But, the interesting thing is the questions about "why" anybody puts up with them and well, at least according to local business owners, because they're more likely to show up to do the job and not fail a drug test than the righteous pure American's currently living there.

https://youtube.com/watch?si=nke3DETnGvcaAHE4&v=FA80DOcJnu8&feature=youtu.be - Youtube video

https://x.com/otis_reid/status/1833578554778374462 - Quote from the factory owner.

Of course, 2016 J.D. Vance would probably agree with this factory owner about the get up 'n' go of this socioeconomic group of people instead of defending them from economic competition from supposedly mentally deficient Haitians.

Now, to quote a lot of Twitter, it is true the Haitians are ruining that community's traditions, by actually getting to work and not showing up high.

Putting aside I guarantee in the late 19th century there was in fact plenty of examples of massive population changes, even in more rural parts of the country. Ironically, many of the same people who put forth those population changes are now the ones scared of immigration, so in 50 years, as is American tradition, these Haitian immigrants will be saying we shouldn't be letting in the Bangladeshi's or whomever.

The various European groups that migrated to the US in the past were and are more similar to each other in terms of political views & shared cultural history than they are to the populations that arrived post WWII. Concluding that current migration is going to work out favorably from past European migrants being able to form a coherent new identity under vastly different socio-economic circumstances is a reach. From surveys like the GSS or others, it seems pretty likely that adding more migrants from places like Haiti, Central America or Africa isn't going to result in a smooth temporal continuity of extant American cultural sentiments about various things like immigration, free speech or the economy like you seem to imply.

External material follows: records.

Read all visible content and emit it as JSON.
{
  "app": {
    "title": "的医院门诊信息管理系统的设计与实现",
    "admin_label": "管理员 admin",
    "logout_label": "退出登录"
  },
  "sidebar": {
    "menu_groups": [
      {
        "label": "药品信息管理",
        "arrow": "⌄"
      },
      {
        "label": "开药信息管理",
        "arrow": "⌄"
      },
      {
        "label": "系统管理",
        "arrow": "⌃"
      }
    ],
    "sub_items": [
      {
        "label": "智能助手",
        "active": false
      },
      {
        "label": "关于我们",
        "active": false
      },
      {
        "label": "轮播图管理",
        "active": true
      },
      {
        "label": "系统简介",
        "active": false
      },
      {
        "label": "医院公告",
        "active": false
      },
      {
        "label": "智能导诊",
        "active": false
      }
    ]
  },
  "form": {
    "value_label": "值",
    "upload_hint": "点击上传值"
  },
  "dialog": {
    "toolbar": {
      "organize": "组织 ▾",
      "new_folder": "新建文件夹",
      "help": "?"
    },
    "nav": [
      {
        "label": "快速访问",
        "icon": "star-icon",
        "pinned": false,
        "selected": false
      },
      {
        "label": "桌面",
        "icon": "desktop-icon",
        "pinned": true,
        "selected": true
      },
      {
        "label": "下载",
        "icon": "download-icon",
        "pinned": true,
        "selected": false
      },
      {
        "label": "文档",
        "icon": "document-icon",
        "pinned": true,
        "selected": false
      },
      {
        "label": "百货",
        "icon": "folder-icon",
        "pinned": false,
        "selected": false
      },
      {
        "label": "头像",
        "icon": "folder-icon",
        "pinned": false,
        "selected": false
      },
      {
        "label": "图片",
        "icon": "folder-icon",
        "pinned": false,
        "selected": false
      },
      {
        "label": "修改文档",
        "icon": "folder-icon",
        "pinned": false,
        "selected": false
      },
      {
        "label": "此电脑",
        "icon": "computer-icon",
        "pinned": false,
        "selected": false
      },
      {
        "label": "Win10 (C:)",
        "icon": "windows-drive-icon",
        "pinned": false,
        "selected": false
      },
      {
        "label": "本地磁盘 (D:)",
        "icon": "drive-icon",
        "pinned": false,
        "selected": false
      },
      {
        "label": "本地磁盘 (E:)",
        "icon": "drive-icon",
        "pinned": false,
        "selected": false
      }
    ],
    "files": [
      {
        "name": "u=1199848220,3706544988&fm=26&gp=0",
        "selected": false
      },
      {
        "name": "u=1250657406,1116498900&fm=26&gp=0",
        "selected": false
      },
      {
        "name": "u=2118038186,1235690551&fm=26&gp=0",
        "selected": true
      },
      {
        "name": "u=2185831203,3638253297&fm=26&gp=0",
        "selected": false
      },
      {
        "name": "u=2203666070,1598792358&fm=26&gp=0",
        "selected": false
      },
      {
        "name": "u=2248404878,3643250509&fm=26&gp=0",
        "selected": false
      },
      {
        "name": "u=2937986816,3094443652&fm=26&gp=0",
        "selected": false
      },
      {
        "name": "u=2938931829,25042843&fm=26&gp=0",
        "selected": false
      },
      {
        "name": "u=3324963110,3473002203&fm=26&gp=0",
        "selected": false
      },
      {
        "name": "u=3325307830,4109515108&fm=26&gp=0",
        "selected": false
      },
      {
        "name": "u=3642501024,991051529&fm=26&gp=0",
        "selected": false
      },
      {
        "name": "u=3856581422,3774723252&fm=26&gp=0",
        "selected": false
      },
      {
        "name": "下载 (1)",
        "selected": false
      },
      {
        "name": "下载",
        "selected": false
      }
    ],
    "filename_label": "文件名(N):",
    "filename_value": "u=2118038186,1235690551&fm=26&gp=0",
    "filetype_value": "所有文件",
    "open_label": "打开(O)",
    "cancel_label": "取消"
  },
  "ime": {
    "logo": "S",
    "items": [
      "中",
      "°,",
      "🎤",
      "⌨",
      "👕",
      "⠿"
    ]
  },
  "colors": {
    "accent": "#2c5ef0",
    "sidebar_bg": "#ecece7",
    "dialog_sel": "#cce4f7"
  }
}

As an aside, I remember reading a similar argument by you in the past, and sure enough going through my post history this turns out to be the third time I post this objection to the same kind of argument put forth by you. I don't expect you to concede, but given that you've never responded so far to me or others pointing out more or less the same thing, it'd be interesting to hear where you think this counterpoint goes wrong.

1.) If you would've told a British person they were basically the same as a Serb or Bulgarian in I don't know, 1851, they likely would've punched you and called you some weird slur nobody knows anymore. But, also, the whole "these ethnic groups are all similar too each other so that immigration was OK, it's just these people won't be able to do it," is literally the same argument made against Italians, Jews, Slavs, and hell, the Swedes at one time. This weird 'we're all white and should have solidarity' is a thing that never existed. As I've might've said before, as the descendent of Pole's, it's actually far more likely some ancestor of current non-college educated half-German guy in rural Ohio did a bit of light war crimes of ancestors of mine, as far as nothing bad has been done to my ancestors by non-European immigrants, so why should I, as argued below, have solidarity with them on racial lines?

2.) I'm quite sure the ole' American assimilation process (which continues largely the same way it always has despite protests to the contrary) will do it's work on Salvadorans, Venezuelans, and whomever else is the scary migrant group of the week. Yes, yes, the culture will change around that - welcome to being in the position of Bill the Butcher in 1863 upset the Irish were changing things or whatever. We're not some European country where people stay on the same patch of land for 9,000 generations. Things shift and change, and whatever you think was the perfect time that we globalists ruined was a time of ruin and destruction for some a generation or two older than you.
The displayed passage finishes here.